We can address factors that may alter the incidence of delirium, such as emphasizing the
importance of renewing as soon as possible all regular patients' pharmacological therapy with
antipsychotic drugs, if any, or to soon start treatment to prevent withdrawal syndrome (in
case of chronic ethanol abuse, or regular benzodiazepine treatment. Alternative measures can
also be used to decrease delirium prevalence, such as presence of the patient's family
member, music, television, maintaining the patient's room dark at night hours, etc.), as well
as other measures. The characterization of those patients is essential for the formulation of
such treatment protocols.
Methods and materials:
Study type: Retrospective study based on data collection. Data will be extracted from the
hospital computerized systems. The study will include all our ICU admitted patients from
1.1.2020 to 31.12.2020. About 1000 patients total.
Inclusion criteria: All patients aged 18--99 admitted to the General Intensive Care Unit from
January 2020 to the end of December 2020.
Data collection: Retrospective observational data collection from hospital records and
computerized systems (Chameleon system and iMDsoft software).
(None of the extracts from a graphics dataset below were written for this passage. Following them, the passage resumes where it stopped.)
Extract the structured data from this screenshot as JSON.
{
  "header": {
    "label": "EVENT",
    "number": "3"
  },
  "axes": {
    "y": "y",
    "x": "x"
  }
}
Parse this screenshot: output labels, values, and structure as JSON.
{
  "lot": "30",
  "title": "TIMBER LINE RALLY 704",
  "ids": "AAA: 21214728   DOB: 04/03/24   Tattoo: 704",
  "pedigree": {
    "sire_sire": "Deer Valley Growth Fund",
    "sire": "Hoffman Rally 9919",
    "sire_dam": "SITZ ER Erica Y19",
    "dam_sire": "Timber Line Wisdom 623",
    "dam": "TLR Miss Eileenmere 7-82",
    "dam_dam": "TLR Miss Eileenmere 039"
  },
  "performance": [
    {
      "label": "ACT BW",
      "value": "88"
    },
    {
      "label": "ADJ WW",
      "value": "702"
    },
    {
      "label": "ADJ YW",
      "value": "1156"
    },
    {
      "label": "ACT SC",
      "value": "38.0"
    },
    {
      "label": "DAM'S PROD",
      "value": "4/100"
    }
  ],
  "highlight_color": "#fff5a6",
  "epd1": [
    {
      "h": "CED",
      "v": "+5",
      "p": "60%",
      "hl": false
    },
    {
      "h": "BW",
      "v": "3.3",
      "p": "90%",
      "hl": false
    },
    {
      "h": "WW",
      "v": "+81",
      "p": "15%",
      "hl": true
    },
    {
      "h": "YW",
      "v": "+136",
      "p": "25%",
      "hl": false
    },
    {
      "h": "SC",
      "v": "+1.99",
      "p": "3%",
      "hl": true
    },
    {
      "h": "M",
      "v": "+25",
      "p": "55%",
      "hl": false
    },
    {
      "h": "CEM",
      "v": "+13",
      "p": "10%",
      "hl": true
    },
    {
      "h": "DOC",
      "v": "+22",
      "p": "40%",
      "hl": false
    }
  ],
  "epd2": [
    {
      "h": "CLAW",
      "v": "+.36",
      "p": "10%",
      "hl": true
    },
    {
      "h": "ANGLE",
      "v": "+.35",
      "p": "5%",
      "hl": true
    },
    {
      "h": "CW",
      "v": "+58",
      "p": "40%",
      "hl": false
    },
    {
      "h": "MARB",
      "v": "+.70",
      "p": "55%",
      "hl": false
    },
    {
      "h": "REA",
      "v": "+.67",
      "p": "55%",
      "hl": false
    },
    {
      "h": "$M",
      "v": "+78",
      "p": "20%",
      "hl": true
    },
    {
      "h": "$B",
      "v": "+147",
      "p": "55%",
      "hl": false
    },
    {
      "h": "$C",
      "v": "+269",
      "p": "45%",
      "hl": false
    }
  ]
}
Collected data: Age, gender, hospital and ICU admission times, ventilation days, 28-day
mortality, past medical history including chronic medication therapy, APACHE-2 score,
admission lactate level, need for pressor or inotropic support, need for dialysis, need for
tracheostomy, type of ICU admission (Infectious, trauma etc.), delirium score measured by the
RASS score, need for physical restraint, duration of physical restraint, prevalence of self
extubation, prevalence of self-inflicted injuries including falls and inadvertent retrieval
of tubes or other medical devices.
Study group size: 1000 patients. Statistical analysis: All demographic and intra-patient
parameters will be statistically examined by a qualified statistician depending on the type
of data. The current study group will be the control group (before intervention), and the
second group will be the treatment group (after intervention, i.e. after creating and
installing new physical restraint protocols in the ICU) .We will use the Chi square test to
analyze the discrete data and the Mann-Whitney test to analyze the continuous data.